After having successfully read in the University Rankings Data Set skipping the first line containing the variable names, use a proc print to verify and a proc contents to examine the attributes associated with this newly created SAS data set.

In [ ]:
proc print data=rankings (obs = 25);
run;

proc contents data=rankings;
run;

If instead, we wanted to print the 5 most expensive universities, we would use the following SAS program:

In [ ]:
proc sort data=rankings;
 by descending tuition_and_fees ;
run;

proc print data=rankings (obs = 5);
run;

Notice USC appears on this short list of expensive universities! In the future, we will use the proc sort procedure frequently in lab and lecture.

Reading the Nursery Data Set in Using R

In RStudio, create a new R Script by going to File -> New File -> R Script. Write and execute your code from within this R Script.

Using the information provided above, write an R command to read in the VSRR_Provisional_Drug_Overdose_Death_Counts.csv file. Note: R does not accept “\” in path names. Instead, you will need to replace “\” with “/” or “\” when using path names in R. As a reminder, R is case sensitive.

Solution:

overdose <- read.table("Z:/myfolders/Lab 1/VSRR_Provisional_Drug_Overdose_Death_Counts.csv", sep=",", header=TRUE)

After reading in the Drug Overdose Data Set print the first 15 observations using the head function. To learn more about the head function, execute the following command in the command line:

help(head)

Now execute the head function:

head(overdose,15)

Notice that R has assigned variable names (or, as R refers to them, column names) to the overdose object using information from the first row in VSRR_Provisional_Drug_Overdose_Death_Counts.csv (which R refers to as the header). Since column names are not allowed to have spaces, R has automatically named columns using '.' to take the place of the space it encountered when reading data in.

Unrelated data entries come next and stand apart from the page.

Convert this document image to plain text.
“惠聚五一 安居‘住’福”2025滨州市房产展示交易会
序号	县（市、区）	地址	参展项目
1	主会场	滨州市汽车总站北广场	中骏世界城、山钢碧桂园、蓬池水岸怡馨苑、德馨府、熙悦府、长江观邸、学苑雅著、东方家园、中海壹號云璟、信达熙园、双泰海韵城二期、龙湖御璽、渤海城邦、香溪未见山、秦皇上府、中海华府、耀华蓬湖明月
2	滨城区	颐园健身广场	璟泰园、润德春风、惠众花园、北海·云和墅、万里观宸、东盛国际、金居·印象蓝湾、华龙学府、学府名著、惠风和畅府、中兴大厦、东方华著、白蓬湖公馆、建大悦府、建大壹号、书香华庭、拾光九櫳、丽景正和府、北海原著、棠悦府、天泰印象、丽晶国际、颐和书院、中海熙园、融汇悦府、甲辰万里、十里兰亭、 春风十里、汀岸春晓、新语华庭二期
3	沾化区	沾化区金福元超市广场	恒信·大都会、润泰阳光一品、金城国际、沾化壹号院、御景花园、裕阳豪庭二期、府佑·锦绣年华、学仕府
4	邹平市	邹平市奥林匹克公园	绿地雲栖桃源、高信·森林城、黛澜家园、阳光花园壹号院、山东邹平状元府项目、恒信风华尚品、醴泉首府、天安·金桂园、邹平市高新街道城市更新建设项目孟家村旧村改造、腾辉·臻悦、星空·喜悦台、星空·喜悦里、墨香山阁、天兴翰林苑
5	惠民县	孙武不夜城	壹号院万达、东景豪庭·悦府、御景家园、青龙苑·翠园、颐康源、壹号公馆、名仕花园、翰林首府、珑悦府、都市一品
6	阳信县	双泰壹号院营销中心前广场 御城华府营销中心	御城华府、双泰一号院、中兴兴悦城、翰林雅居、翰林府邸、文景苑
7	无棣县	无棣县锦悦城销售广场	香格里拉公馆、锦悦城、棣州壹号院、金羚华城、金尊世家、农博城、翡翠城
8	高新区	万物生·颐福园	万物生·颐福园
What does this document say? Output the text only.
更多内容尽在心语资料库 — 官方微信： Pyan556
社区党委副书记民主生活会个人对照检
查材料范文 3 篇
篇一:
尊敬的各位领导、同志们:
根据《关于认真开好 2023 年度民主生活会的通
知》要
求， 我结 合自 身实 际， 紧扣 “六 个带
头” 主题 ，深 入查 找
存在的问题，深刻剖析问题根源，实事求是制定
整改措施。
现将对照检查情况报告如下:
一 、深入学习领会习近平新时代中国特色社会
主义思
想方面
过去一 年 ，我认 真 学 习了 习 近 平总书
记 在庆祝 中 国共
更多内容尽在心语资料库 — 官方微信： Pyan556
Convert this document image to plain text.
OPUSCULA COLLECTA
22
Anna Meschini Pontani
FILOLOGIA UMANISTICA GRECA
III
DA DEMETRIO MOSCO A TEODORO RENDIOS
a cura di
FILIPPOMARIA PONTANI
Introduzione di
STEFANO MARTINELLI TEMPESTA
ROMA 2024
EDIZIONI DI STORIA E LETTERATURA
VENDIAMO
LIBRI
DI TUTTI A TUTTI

For instance, Predicted Value was named Predicted.Value.

Suppose we would like to change the variable (column) names for this R data set to match the variable names we used previously (when reading in the SAS data set). Use the following to explore use of the colnames function to make this change.

help(colnames)

Now execute the colnames function:

colnames(overdose) <- c("state","state_name","year","month",
                        "indicator","data_value","predicted_value",
                        "percent_complete","percent_pending_investigation","footnote")

Make sure the function behaved as intended by executing either of the following commands:

head(overdose)
colnames(overdose)

Reading the University Rankings Data Set in Using R

Using the information provided above, write an R command to read in the US_University_Rankings.csv file. Note: you may want to consider an alternate version of the read.table command called read.csv.

 help(read.csv)
rankings <- read.csv("Z:/myfolders/Lab 1/US_University_Rankings.csv", header=TRUE)

After reading in the University Rankings Data Set, print the last 15 observations using the tail function.

tail(rankings,15)

You should now feel comfortable reading in both the Drug Overdose and University Ranking Data Sets in SAS and R. We will return to these data sets in future labs.